Periods of Fibonacci Sequences Mod m

Given a positive integer m, let f(m) denote the period length of 
the Fibonacci sequence 0,1,1,2,3,5,... taken modulo m.  Peter Freyd 
challenged the readers of the American Mathematical Monthly (E3410, 
March 92) to prove that f(m) is less than or equal to 6m for all m, 
and that equality holds for infinitely many values of m.

Let the prime factorization of m be 

                m = (p1^a1)(p2^a2)...(pk^ak)

For the period length of a linear recurring sequence modulo m it is
immediate that 

                   f(m) = LCM{f(pj^aj)}

which is less than or equal to LCM{(pj^(aj - 1) f(pj)}.  Thus, a bound
for f(m) is determined by the periods of the recurrence in the finite 
fields Z_{pj}.

The characteristic polynomial for the Fibonacci and Lucas sequences
is
                    q(x) = x^2 - x - 1

which splits in the field Z_{p^2} into linear factors x-a and x-b.
If a is not equal to b, then the nth element in the sequence has the
form
                 F_n  =  A a^n  +  B b^n

for constants A and B (determined by the innitial values).  If q(x) 
splits in Z_p, then a,b are elements of Z_p, and f(p) divides p-1 by 
Fermat's Little Theorem.  On the other hand, if q(x) is irreducible 
in Z_p, then the order of the roots of q(x) can be found by noting 
that
           a^p = b        and        -1 = ab = a^(p+1)

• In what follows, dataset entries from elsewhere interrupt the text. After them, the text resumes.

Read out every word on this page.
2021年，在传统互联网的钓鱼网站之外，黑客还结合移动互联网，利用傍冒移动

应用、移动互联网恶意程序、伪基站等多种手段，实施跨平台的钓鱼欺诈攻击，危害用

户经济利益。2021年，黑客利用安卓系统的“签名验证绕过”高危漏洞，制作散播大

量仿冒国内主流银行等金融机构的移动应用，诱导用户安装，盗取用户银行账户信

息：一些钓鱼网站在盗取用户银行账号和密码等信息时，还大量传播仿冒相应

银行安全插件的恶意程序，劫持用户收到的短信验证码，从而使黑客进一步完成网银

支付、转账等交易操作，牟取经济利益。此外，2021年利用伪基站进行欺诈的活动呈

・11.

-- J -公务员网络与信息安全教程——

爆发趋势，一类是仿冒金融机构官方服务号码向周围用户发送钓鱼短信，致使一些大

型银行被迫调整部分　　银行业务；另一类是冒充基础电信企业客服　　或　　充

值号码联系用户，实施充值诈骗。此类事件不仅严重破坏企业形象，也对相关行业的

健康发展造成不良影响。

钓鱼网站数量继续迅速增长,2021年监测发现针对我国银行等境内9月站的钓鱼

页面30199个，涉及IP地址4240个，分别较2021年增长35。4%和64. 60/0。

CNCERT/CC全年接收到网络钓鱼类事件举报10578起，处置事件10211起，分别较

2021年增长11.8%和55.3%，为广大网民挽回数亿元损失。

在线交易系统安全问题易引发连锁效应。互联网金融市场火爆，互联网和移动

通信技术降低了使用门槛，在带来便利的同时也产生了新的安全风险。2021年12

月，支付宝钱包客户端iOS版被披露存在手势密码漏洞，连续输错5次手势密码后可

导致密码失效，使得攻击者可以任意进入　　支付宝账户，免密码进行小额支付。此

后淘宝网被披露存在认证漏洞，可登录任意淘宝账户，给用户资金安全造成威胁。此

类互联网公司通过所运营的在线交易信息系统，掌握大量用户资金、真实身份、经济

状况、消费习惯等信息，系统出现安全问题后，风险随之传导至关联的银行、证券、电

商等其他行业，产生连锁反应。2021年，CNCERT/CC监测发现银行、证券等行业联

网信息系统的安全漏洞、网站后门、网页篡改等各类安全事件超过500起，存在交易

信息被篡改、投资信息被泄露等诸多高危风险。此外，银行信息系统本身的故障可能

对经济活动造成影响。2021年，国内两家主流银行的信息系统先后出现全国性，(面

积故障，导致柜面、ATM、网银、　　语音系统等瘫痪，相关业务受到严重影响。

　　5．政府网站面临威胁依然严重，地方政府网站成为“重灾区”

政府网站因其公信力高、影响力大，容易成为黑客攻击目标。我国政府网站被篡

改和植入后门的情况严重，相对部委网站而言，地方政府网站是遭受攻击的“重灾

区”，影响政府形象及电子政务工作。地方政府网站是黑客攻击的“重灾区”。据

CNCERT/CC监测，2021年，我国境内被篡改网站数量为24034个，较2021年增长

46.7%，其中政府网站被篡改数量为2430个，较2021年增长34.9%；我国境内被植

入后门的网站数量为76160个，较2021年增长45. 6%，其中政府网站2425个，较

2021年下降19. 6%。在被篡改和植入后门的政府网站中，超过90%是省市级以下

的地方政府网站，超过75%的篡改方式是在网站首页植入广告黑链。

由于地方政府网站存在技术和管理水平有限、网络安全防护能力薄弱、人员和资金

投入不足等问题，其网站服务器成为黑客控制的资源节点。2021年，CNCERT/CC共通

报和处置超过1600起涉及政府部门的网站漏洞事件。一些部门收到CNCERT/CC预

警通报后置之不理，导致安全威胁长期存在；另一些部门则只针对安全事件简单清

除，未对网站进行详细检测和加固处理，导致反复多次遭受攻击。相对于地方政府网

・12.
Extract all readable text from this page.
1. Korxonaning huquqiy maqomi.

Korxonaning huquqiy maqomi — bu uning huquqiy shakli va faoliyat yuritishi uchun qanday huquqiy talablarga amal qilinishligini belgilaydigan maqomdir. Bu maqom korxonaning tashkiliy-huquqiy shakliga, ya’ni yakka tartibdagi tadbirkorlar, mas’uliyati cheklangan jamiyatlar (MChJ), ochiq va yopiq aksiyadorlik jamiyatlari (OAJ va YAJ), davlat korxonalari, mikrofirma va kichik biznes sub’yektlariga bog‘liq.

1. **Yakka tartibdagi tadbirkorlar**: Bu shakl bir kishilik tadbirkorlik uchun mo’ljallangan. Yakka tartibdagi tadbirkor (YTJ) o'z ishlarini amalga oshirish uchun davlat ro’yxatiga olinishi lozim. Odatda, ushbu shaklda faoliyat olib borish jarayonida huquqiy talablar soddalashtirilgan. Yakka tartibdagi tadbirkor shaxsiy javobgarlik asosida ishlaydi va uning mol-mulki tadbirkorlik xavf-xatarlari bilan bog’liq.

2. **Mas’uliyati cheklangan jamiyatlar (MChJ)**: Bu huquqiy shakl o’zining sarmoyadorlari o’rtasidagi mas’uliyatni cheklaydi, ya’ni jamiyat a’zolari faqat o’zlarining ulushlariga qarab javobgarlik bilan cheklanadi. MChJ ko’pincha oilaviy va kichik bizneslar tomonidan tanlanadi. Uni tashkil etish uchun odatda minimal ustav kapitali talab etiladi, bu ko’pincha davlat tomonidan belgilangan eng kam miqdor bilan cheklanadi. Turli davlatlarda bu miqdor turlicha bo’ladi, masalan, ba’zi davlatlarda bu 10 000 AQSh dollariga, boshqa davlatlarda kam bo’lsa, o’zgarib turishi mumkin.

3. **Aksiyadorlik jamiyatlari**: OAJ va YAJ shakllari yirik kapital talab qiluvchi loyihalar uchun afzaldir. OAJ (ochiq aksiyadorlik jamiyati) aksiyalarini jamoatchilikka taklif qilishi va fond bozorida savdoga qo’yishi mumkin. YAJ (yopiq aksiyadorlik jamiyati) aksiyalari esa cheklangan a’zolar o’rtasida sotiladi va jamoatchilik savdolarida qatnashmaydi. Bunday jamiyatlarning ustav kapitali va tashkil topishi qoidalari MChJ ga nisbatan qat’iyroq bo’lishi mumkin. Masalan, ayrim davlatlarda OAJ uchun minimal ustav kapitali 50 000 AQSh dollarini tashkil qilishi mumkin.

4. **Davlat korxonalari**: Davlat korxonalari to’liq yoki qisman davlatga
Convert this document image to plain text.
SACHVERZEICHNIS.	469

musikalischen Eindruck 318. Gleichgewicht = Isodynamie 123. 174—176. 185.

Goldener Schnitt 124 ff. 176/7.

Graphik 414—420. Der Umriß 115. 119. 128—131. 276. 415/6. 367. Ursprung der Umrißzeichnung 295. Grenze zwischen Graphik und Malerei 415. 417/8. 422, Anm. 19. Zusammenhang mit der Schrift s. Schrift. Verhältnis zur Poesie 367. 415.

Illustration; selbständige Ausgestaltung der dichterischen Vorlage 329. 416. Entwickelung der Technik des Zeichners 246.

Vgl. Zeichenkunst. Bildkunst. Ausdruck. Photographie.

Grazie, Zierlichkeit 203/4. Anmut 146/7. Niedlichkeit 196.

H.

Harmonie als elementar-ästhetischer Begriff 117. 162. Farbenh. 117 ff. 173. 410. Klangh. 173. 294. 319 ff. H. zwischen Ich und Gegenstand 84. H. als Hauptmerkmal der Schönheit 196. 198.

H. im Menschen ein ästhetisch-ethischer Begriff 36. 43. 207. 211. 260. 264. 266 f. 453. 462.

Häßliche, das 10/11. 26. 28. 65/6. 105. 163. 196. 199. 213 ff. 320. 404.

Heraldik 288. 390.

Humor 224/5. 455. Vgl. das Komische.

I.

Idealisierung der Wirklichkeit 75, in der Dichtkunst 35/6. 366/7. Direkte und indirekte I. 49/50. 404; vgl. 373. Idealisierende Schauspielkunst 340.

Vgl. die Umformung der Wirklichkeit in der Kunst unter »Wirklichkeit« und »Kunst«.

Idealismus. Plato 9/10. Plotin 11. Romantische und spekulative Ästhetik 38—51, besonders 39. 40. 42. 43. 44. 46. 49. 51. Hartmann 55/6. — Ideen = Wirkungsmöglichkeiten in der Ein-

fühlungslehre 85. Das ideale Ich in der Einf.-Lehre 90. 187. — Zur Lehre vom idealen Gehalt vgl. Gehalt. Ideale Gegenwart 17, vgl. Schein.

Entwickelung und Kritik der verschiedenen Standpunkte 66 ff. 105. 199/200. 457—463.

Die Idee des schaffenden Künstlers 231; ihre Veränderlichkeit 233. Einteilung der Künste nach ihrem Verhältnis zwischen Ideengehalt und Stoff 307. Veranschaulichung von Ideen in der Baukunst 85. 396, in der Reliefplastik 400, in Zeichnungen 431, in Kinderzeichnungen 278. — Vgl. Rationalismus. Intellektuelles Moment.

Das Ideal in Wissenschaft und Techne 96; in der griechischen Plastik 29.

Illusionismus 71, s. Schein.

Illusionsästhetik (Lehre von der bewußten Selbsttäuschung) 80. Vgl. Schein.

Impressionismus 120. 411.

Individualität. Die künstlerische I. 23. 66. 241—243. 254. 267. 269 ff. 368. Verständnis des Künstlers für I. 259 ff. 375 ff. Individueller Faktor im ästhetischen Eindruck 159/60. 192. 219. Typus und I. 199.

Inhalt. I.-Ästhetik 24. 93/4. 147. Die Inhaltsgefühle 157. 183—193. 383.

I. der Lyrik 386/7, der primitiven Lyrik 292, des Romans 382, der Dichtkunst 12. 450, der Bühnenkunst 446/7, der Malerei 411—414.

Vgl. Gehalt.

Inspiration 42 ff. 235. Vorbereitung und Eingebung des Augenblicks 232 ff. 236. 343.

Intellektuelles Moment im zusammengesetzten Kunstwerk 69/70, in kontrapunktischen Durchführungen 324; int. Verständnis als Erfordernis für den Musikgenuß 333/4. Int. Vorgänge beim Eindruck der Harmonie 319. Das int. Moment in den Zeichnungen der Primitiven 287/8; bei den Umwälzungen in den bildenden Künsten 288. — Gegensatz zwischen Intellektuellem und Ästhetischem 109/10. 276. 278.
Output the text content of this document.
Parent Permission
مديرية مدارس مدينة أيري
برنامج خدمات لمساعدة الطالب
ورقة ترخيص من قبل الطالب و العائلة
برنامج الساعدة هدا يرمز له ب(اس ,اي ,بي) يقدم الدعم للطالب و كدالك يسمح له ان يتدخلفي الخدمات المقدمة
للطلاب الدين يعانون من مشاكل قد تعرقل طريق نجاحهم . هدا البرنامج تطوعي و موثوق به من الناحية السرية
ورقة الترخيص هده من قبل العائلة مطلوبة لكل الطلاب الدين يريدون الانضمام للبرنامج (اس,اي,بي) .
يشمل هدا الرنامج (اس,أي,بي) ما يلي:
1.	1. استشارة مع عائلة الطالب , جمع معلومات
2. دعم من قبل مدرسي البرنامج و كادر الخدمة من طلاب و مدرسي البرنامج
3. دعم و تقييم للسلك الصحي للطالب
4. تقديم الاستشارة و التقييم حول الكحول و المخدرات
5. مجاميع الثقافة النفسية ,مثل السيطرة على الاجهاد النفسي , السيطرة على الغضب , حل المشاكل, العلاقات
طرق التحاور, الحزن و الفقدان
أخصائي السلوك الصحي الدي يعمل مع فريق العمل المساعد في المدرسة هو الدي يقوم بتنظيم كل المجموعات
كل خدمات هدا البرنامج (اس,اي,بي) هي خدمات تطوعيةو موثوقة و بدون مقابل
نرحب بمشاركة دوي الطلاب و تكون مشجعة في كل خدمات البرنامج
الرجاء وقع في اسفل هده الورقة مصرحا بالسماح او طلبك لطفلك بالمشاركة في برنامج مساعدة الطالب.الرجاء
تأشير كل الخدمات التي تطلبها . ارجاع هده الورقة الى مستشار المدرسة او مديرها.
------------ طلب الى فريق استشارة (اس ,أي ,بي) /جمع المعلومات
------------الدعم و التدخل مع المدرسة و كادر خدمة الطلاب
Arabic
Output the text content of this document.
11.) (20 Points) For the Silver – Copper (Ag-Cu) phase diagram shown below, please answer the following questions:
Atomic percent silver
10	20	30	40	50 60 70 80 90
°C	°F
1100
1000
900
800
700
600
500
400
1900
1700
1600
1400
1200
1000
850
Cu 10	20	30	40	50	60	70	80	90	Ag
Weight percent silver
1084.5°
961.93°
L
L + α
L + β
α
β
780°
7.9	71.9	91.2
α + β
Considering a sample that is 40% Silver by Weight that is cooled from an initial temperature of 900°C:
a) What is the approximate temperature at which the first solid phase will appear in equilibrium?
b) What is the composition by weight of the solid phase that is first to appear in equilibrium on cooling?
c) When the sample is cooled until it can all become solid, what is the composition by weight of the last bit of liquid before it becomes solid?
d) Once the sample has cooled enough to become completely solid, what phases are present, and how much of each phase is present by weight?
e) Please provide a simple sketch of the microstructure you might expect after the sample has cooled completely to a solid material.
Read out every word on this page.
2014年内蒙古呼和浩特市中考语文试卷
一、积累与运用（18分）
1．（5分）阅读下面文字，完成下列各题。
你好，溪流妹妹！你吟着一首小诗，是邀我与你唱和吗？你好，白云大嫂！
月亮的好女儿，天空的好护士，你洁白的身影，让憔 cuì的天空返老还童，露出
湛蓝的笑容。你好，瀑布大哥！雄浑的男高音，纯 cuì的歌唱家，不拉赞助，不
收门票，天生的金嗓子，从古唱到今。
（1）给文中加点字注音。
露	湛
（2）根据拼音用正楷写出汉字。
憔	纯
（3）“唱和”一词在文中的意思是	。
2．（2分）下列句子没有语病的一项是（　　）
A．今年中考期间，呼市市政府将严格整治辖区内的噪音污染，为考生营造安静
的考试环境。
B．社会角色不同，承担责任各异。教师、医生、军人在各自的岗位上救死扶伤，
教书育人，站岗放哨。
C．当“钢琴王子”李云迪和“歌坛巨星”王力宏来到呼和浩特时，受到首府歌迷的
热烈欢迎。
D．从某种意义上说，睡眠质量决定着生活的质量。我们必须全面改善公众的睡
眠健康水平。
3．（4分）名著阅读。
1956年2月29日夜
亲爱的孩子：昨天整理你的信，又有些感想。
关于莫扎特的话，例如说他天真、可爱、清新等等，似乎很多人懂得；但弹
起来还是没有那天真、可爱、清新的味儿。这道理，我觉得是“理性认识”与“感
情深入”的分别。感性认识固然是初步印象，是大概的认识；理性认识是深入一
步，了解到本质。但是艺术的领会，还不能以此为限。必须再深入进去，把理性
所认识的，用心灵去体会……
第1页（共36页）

implying that a^(2(p+1)) = 1.  Thus f(p) divides 2(p+1) for 
"irreducible" primes.  By the quadratic reciprocity law q(x) is
irreducible over Z_p if p = +-2 (mod 5), and q(x) splits into
distinct linear factors over Z_p if p = +-1 (mod 5).

The remaining case is when q(x) has multiple conjugate roots in 
Z_{p^2}, which implies that a=b in Z_p.  This occurs if and only if
p divides the discriminant of q(x), that is, if and only if p=5.
Then the nth term of the sequence is 

                  F_n  =  (A + Bn)a^n

where the constants A and B are again determined by the initial 
values.  Since the periods of A+Bn and a^n divide p and p-1
respectively, the sequence in this case has period dividing 
p(p-1) = 20.  Indeed, for the Fibonacci sequence we have f(5)=20,
whereas for the Lucas sequence the initial values are such that
B=0 and we have f(5) = 4.

Now, to maximize the value of f(m)/m we should exclude any prime
factors p for which q(x) splits into distinct factors in Z_p, since
they contribute at best a factor of (p-1)/p.  Therefore, we need
consider only products of "irreducible" primes and the special prime
5.  If m is a product of only odd irreducible primes, then
             _                       _
            |  / pj + 1 \             |             / pj - 1 \
 f(m) =< LCM| ( -------- )pj^(aj - 1) | =< 4m PROD ( -------- )
            |_ \    2   /            _|             \   2pj  /

which proves that the ratio is less than 4 in this case.  So, in view
of the facts that

         f(3^n) = 8*3^(n-1)      and      f(2^n) = 3*2^(n-1)

for both the Lucas and Fibonacci sequences and

                    / 4*5^n   for the Fibonacci sequence
          f(5^n) = (
                    \ 4*5^(n-1)  for the Lucas sequence

we see that for the Fibonacci sequence the maximum value of f(m)/m 
is 6, which occurs if and only if m = 2*5^n where n is any positive 
integer.  On the other hand, for the Lucas sequence 2,1,3,4,7,... 
the maximum value of f(m)/m is 4, which occurs if and only if m = 6.